Skip ordered a patty melt, served on marble rye bread. I ordered a simple burger—the Legendary. I was pleased that they now offer lettuce and tomato on the burgers along with usual burger condiments. That wasn’t always the case. We also requested an order of regular fries and an order of sweet potato fries. What we didn’t realize is that an order is a full basket. But since we waited until 3 p.m. to eat, and it was both lunch and dinner, we ate every one of them.

Redamak's patty melt

Redamaks - the Legendary

Was the food worth our wait getting to the restaurant? Absolutely. Some might say a burger is a burger, as long as it’s fresh, high-quality, hand-packed meat. But I think the ambiance has a lot to do with it, as well.
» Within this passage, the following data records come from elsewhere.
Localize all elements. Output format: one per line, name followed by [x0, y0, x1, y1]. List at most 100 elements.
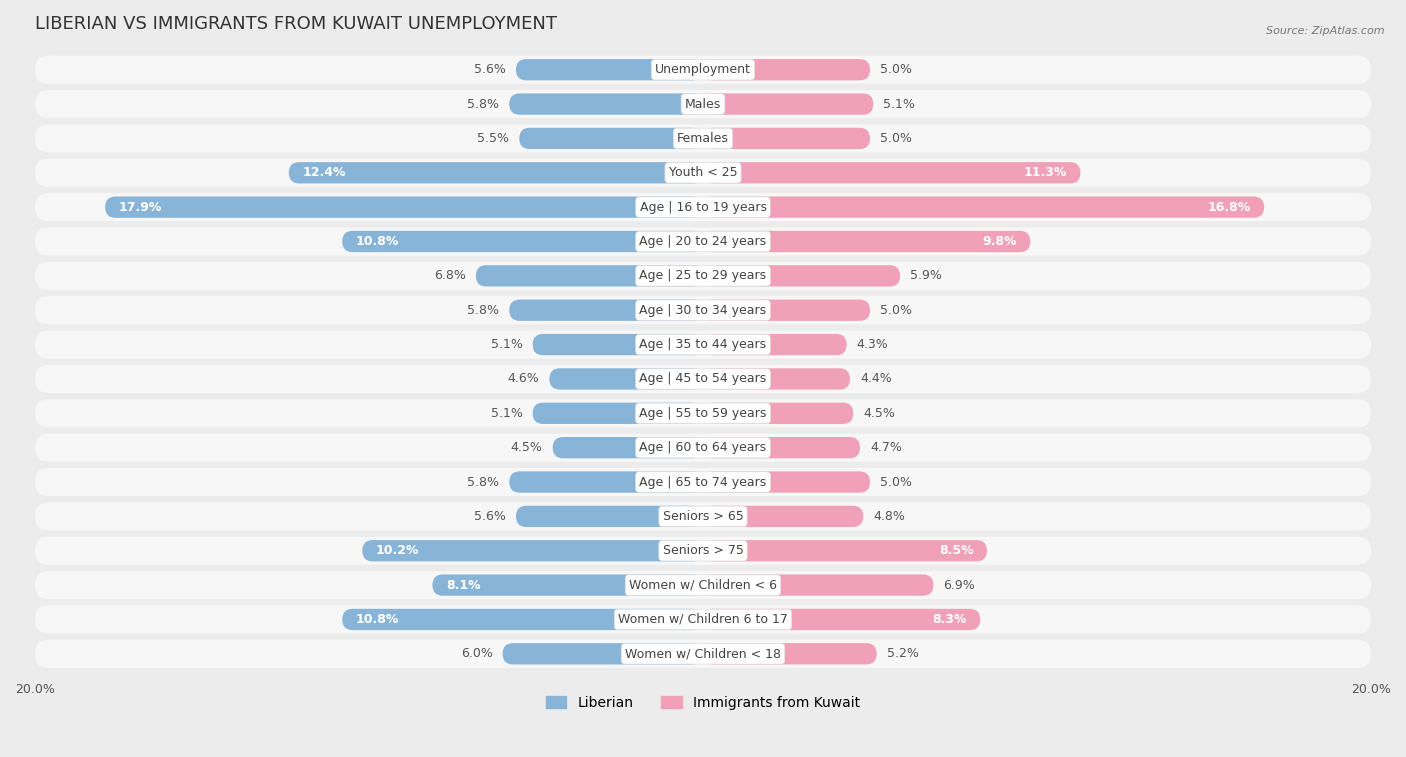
Text: 6.8%: 6.8%: [434, 269, 465, 282]
Text: 6.9%: 6.9%: [943, 578, 976, 591]
FancyBboxPatch shape: [703, 265, 900, 286]
FancyBboxPatch shape: [363, 540, 703, 562]
Text: 5.1%: 5.1%: [491, 338, 523, 351]
Text: Age | 25 to 29 years: Age | 25 to 29 years: [640, 269, 766, 282]
Text: 4.5%: 4.5%: [510, 441, 543, 454]
Text: 12.4%: 12.4%: [302, 167, 346, 179]
FancyBboxPatch shape: [35, 434, 1371, 462]
FancyBboxPatch shape: [342, 231, 703, 252]
FancyBboxPatch shape: [105, 197, 703, 218]
Text: 5.8%: 5.8%: [467, 98, 499, 111]
Text: 8.1%: 8.1%: [446, 578, 481, 591]
Text: Women w/ Children 6 to 17: Women w/ Children 6 to 17: [619, 613, 787, 626]
Text: Age | 55 to 59 years: Age | 55 to 59 years: [640, 407, 766, 420]
Text: 5.1%: 5.1%: [883, 98, 915, 111]
Text: 5.1%: 5.1%: [491, 407, 523, 420]
Text: Age | 16 to 19 years: Age | 16 to 19 years: [640, 201, 766, 213]
FancyBboxPatch shape: [35, 571, 1371, 600]
FancyBboxPatch shape: [703, 643, 877, 665]
Text: 5.6%: 5.6%: [474, 510, 506, 523]
Text: Youth < 25: Youth < 25: [669, 167, 737, 179]
Text: 17.9%: 17.9%: [118, 201, 162, 213]
Text: 5.5%: 5.5%: [477, 132, 509, 145]
Text: 10.2%: 10.2%: [375, 544, 419, 557]
FancyBboxPatch shape: [35, 90, 1371, 118]
Text: 5.2%: 5.2%: [887, 647, 918, 660]
FancyBboxPatch shape: [35, 55, 1371, 84]
FancyBboxPatch shape: [703, 369, 851, 390]
Text: 4.8%: 4.8%: [873, 510, 905, 523]
Text: Age | 45 to 54 years: Age | 45 to 54 years: [640, 372, 766, 385]
Text: Source: ZipAtlas.com: Source: ZipAtlas.com: [1267, 26, 1385, 36]
Text: Seniors > 75: Seniors > 75: [662, 544, 744, 557]
FancyBboxPatch shape: [502, 643, 703, 665]
Text: Age | 60 to 64 years: Age | 60 to 64 years: [640, 441, 766, 454]
Text: 5.8%: 5.8%: [467, 304, 499, 316]
Text: 5.0%: 5.0%: [880, 132, 912, 145]
Text: 16.8%: 16.8%: [1208, 201, 1251, 213]
FancyBboxPatch shape: [35, 159, 1371, 187]
FancyBboxPatch shape: [35, 468, 1371, 496]
FancyBboxPatch shape: [35, 193, 1371, 221]
FancyBboxPatch shape: [35, 124, 1371, 152]
FancyBboxPatch shape: [509, 300, 703, 321]
FancyBboxPatch shape: [703, 334, 846, 355]
FancyBboxPatch shape: [703, 609, 980, 630]
FancyBboxPatch shape: [35, 640, 1371, 668]
Text: Seniors > 65: Seniors > 65: [662, 510, 744, 523]
Text: Women w/ Children < 18: Women w/ Children < 18: [626, 647, 780, 660]
Text: 9.8%: 9.8%: [983, 235, 1017, 248]
FancyBboxPatch shape: [703, 403, 853, 424]
FancyBboxPatch shape: [35, 399, 1371, 428]
FancyBboxPatch shape: [703, 540, 987, 562]
FancyBboxPatch shape: [509, 93, 703, 115]
FancyBboxPatch shape: [288, 162, 703, 183]
FancyBboxPatch shape: [35, 296, 1371, 324]
Text: 5.8%: 5.8%: [467, 475, 499, 488]
Text: 4.7%: 4.7%: [870, 441, 901, 454]
FancyBboxPatch shape: [703, 128, 870, 149]
FancyBboxPatch shape: [475, 265, 703, 286]
FancyBboxPatch shape: [703, 472, 870, 493]
FancyBboxPatch shape: [703, 575, 934, 596]
FancyBboxPatch shape: [35, 227, 1371, 256]
FancyBboxPatch shape: [703, 231, 1031, 252]
FancyBboxPatch shape: [35, 262, 1371, 290]
Legend: Liberian, Immigrants from Kuwait: Liberian, Immigrants from Kuwait: [540, 690, 866, 715]
Text: Females: Females: [678, 132, 728, 145]
Text: Unemployment: Unemployment: [655, 64, 751, 76]
Text: 6.0%: 6.0%: [461, 647, 492, 660]
Text: Age | 65 to 74 years: Age | 65 to 74 years: [640, 475, 766, 488]
Text: 5.9%: 5.9%: [910, 269, 942, 282]
FancyBboxPatch shape: [533, 403, 703, 424]
Text: 4.6%: 4.6%: [508, 372, 540, 385]
FancyBboxPatch shape: [35, 537, 1371, 565]
Text: 5.0%: 5.0%: [880, 475, 912, 488]
Text: 5.6%: 5.6%: [474, 64, 506, 76]
Text: 4.4%: 4.4%: [860, 372, 891, 385]
FancyBboxPatch shape: [519, 128, 703, 149]
Text: Age | 20 to 24 years: Age | 20 to 24 years: [640, 235, 766, 248]
FancyBboxPatch shape: [35, 606, 1371, 634]
Text: 5.0%: 5.0%: [880, 304, 912, 316]
Text: 10.8%: 10.8%: [356, 235, 399, 248]
FancyBboxPatch shape: [342, 609, 703, 630]
Text: LIBERIAN VS IMMIGRANTS FROM KUWAIT UNEMPLOYMENT: LIBERIAN VS IMMIGRANTS FROM KUWAIT UNEMP…: [35, 15, 557, 33]
FancyBboxPatch shape: [703, 197, 1264, 218]
Text: Age | 35 to 44 years: Age | 35 to 44 years: [640, 338, 766, 351]
FancyBboxPatch shape: [516, 59, 703, 80]
FancyBboxPatch shape: [516, 506, 703, 527]
Text: 8.5%: 8.5%: [939, 544, 973, 557]
FancyBboxPatch shape: [433, 575, 703, 596]
FancyBboxPatch shape: [703, 93, 873, 115]
FancyBboxPatch shape: [553, 437, 703, 458]
FancyBboxPatch shape: [533, 334, 703, 355]
FancyBboxPatch shape: [703, 59, 870, 80]
FancyBboxPatch shape: [703, 506, 863, 527]
Text: 5.0%: 5.0%: [880, 64, 912, 76]
Text: 4.3%: 4.3%: [856, 338, 889, 351]
Text: Age | 30 to 34 years: Age | 30 to 34 years: [640, 304, 766, 316]
FancyBboxPatch shape: [509, 472, 703, 493]
FancyBboxPatch shape: [35, 365, 1371, 393]
Text: 8.3%: 8.3%: [932, 613, 967, 626]
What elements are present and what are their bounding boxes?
Eating a fresh burger at an iconic roadside diner adds to the enjoyment of it.

If you go to Redamak’s

NOTE: Redamak’s does not accept credit cards, so plan accordingly. If you forget and get caught short of cash, they do have an ATM in the restaurant.

Redamak’s, located at 616 East Buffalo Street in New Buffalo, Michigan, opens for the season on March 1 and closes in October. The exact closing date fluctuates yearly. Check the website for hours and further details.